種子(胎生種子, Viviparous seed)
ヒルギ科の種子は果実の内部で発芽・発根し、果実の先端から太い根が伸び、やがて先端の芽ごと抜け落ちる。右の写真では種子が伸び始め。他2品種より太くやや角張り先端は尖らない。赤紫色。徐々に緑になるのだろうか、それとも個体差?

樹皮
丸型のごつごつした皮目がかなり目立つ。



屈曲膝根(木道の左下辺り)
水没しがちの酸素不足を補うための呼吸根。
根元(左側の一番太い幹)
基本的に支柱の必要ないエリア生息であり、また呼吸根として膝根があるのでメヒルギやヤエヤマヒルギの根のような発達はしない。


若苗
一年未満だろうと思われる。
胎生種子が芽が付いたまま実から抜け落ちて土壌に突き刺さる。
メヒルギ (雌蛭木、雌漂木)
別名:リュウキュウコウガイ (琉球笄)
学名:Kandelia obovata
ヒルギ科 Rhizophoraceae
メヒルギ属 Kandelia


3品種の中で一番小ぶりの楕円形。先端は尖らず丸く括れる。

極細の花弁・萼片とも白、開花は6月頃。


茶色がかった緑。細い5枚の萼片は反り返り、黄緑色に。すでに胎生種子が長く伸びている。

胎生種子
下部にかけて膨らみ、先端は尖る。充分な長さに成長するまでは淡黄色。徐々に緑に、そして赤茶に熟すようだ。

ヤエヤマヒルギ (八重山蛭木、八重山漂木)
別名:オオバヒルギ (大葉蛭木、大葉漂木), シロバナヒルギ (白花蛭木、白花漂木)
学名:Rhizophora mucronata
ヒルギ科 Rhizophoraceae
ヤエヤマヒルギ属 Rhizophora

花芽
クリーム色(萼片)。冬に形成された花芽の開花は翌年春以降、白い花弁には細毛が多い。

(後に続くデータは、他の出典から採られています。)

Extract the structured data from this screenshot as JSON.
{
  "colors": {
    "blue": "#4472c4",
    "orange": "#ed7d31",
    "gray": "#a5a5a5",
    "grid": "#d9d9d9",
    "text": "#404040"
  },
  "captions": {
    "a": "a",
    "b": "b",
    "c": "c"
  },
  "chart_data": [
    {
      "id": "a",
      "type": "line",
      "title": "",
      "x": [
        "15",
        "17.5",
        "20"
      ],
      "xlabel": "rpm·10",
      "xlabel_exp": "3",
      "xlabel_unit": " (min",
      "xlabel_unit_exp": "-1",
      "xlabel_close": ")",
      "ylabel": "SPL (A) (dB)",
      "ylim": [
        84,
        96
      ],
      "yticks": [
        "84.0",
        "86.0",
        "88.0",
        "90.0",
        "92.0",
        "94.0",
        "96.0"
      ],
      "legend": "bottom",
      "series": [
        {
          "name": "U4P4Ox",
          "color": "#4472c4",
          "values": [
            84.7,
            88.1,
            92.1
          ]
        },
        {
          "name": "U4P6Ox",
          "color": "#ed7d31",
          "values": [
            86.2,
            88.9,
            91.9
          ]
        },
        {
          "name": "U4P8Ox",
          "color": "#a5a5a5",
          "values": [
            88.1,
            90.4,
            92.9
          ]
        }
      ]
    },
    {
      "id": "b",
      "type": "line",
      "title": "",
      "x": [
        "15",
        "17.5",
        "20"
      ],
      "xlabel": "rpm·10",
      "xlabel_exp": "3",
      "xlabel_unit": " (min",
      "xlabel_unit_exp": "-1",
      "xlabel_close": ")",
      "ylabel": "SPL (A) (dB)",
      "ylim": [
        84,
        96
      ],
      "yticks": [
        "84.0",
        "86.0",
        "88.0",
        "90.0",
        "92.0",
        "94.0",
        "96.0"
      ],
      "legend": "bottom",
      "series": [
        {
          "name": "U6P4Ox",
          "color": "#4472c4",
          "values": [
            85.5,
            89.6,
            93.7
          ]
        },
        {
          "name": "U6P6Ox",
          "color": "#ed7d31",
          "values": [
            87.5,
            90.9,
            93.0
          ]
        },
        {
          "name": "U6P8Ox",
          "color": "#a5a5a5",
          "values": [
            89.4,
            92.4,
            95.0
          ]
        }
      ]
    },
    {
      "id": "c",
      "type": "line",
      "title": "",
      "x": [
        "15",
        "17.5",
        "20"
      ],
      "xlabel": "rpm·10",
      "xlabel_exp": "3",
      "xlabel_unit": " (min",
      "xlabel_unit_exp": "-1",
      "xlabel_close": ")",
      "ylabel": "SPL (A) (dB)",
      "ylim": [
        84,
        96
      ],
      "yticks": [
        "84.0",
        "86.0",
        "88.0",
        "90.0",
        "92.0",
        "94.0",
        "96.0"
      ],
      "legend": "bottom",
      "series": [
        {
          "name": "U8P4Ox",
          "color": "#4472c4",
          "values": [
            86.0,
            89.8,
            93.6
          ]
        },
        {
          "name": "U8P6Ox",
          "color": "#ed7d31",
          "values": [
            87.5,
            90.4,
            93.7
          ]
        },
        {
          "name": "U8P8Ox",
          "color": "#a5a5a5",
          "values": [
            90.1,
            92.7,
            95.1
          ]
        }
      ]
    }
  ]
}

3品種の中で一番大きい楕円形で、先端に尖った突起がある。裏側には無数の黒点がある。


黄緑色の4枚の三角形の萼片が反り返りドングリ色の実が膨らむ。
胎生種子が伸び始め。
やはり初めは淡黄色。やがて緑に。この時点では分からないが、種子の表面にはツブツブがあり、先端はメヒルギほど尖らない。
メヒルギの胎生種子
Viviparous seeds of Mehirugi
木道に落下していたもの。
先端(向かって右側)は鋭く尖って硬く、土中に突き刺さるのに適している。
実の中に隠れていた部分(向かって左側)には芽が付いている。
一番下のは茶色に熟しているが、他のは緑色。
法面の蟹の巣穴(慶佐次にて)
脚が見える穴もあるがカニの種は不明。満潮になるまで水没しにくい位置。

慶佐次ではオキナワハクセンシオマネキやベニシオマネキ、ミナミコメツキガニが生息。